Clear cutting. That’s a dirty word to most people. When they clear cut a section of old growth forest in New England in 2009 it didn’t sit too well with many people. All a lot of people saw was an ugly scar on the landscape. Politically, in the short term, it was a disaster for the state. But those in the forestry service knew better. Just wait, they said. Wait and see what this will bring.
“All of our wildlife species on the landscape, in viable populations, requires us as stewards to cut timber, to cut trees,” says Weik, “to regenerate patches of forest to provide the habitat, because it’s not going to happen on its own for the most part.”
In 2016, weaving through a stand of young growth aspen where only seven or eight years earlier a scarred landscape stood, Weik pats an old, fallen black cherry tree. This tree, he says, makes a perfect ruffed grouse drumming tree. He points to some grouse droppings on the log. This, in a place where once grouse were few.
Tom Brule points out the hurdle of convincing the public to get on board with this new environmental ethic. If the public can see the longterm benefit of cutting down trees, he says, and put the pressure on politicians to adopt the practice, that would be a good thing. But it’s a tough sell, at least it was back in 2009. It might be a little easier today.
But why not let nature run its course? Why do we have to intervene?
“A big reason that just letting nature take its course doesn’t work very well is because our forest is so much different today,” declares Weik. “It’s less prone to a lot of the natural disturbances that historically, prehistorically, had made young forests. Wildfires, beaver activity, you know, beaver flooding shallow wetlands.”
We restrict beaver activity because we don’t want flooding. We fight natural wildfires because we don’t want our property burning. We cannot count on tornados to knock down trees in the right spots.

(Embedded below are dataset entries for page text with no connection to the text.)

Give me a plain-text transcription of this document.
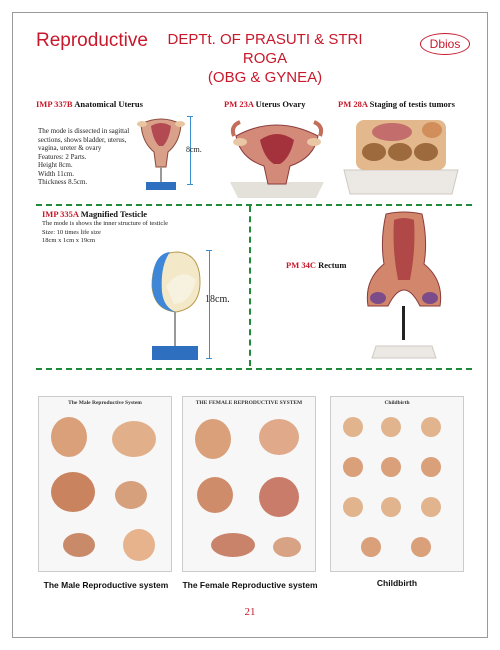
Reproductive	DEPTt. OF PRASUTI & STRI ROGA
(OBG & GYNEA)
Dbios
IMP 337B Anatomical Uterus	PM 23A Uterus Ovary	PM 28A Staging of testis tumors
The mode is dissected in sagittal
sections, shows bladder, uterus,
vagina, ureter & ovary
Features: 2 Parts.
Height 8cm.
Width 11cm.
Thickness 8.5cm.
8cm.
IMP 335A Magnified Testicle
The mode is shows the inner structure of testicle
Size: 10 times life size
18cm x 1cm x 19cm
18cm.
PM 34C Rectum
The Male Reproductive System	THE FEMALE REPRODUCTIVE SYSTEM	Childbirth
The Male Reproductive system	The Female Reproductive system	Childbirth
21
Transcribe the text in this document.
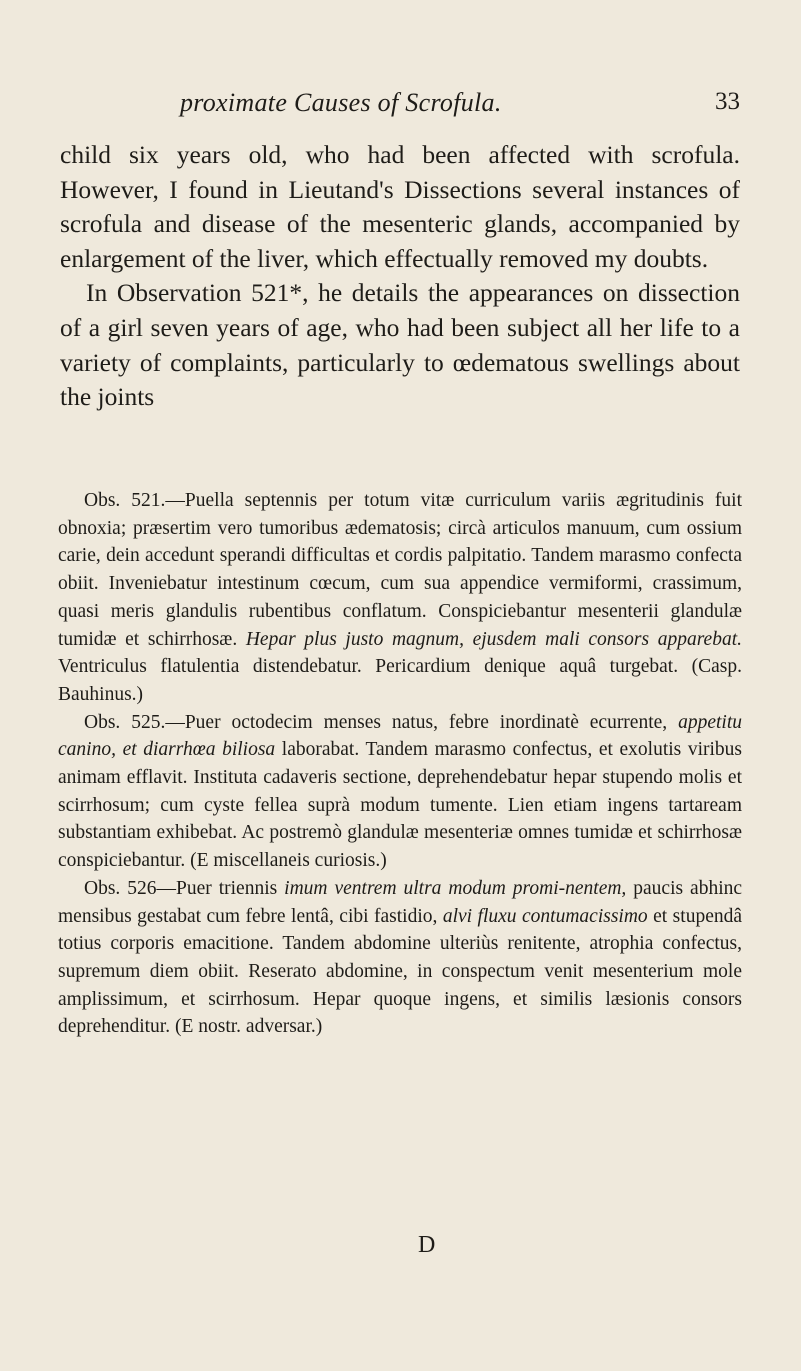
proximate Causes of Scrofula.	33

child six years old, who had been affected with scrofula. However, I found in Lieutand's Dissections several instances of scrofula and disease of the mesenteric glands, accompanied by enlargement of the liver, which effectually removed my doubts.

In Observation 521*, he details the appearances on dissection of a girl seven years of age, who had been subject all her life to a variety of complaints, particularly to œdematous swellings about the joints

Obs. 521.—Puella septennis per totum vitæ curriculum variis ægritudinis fuit obnoxia; præsertim vero tumoribus ædematosis; circà articulos manuum, cum ossium carie, dein accedunt sperandi difficultas et cordis palpitatio. Tandem marasmo confecta obiit. Inveniebatur intestinum cœcum, cum sua appendice vermiformi, crassimum, quasi meris glandulis rubentibus conflatum. Conspiciebantur mesenterii glandulæ tumidæ et schirrhosæ. Hepar plus justo magnum, ejusdem mali consors apparebat. Ventriculus flatulentia distendebatur. Pericardium denique aquâ turgebat. (Casp. Bauhinus.)

Obs. 525.—Puer octodecim menses natus, febre inordinatè ecurrente, appetitu canino, et diarrhœa biliosa laborabat. Tandem marasmo confectus, et exolutis viribus animam efflavit. Instituta cadaveris sectione, deprehendebatur hepar stupendo molis et scirrhosum; cum cyste fellea suprà modum tumente. Lien etiam ingens tartaream substantiam exhibebat. Ac postremò glandulæ mesenteriæ omnes tumidæ et schirrhosæ conspiciebantur. (E miscellaneis curiosis.)

Obs. 526—Puer triennis imum ventrem ultra modum promi-nentem, paucis abhinc mensibus gestabat cum febre lentâ, cibi fastidio, alvi fluxu contumacissimo et stupendâ totius corporis emacitione. Tandem abdomine ulteriùs renitente, atrophia confectus, supremum diem obiit. Reserato abdomine, in conspectum venit mesenterium mole amplissimum, et scirrhosum. Hepar quoque ingens, et similis læsionis consors deprehenditur. (E nostr. adversar.)

D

Humans are everywhere and are involved in everything it seems. Much of it is necessary, and it’s the way things are today. So we do need to step in and manage our forests wisely.
“We need all stages of forest growth,” concludes Weik. “We need the big trees, we need the old growth. We need the middle aged pole stands of forest as well. But we need the right mix. The species that do need that young forest, we need to have that scattered across the landscape as well.”
It is a conservation message for our time. A better, healthier conservation message.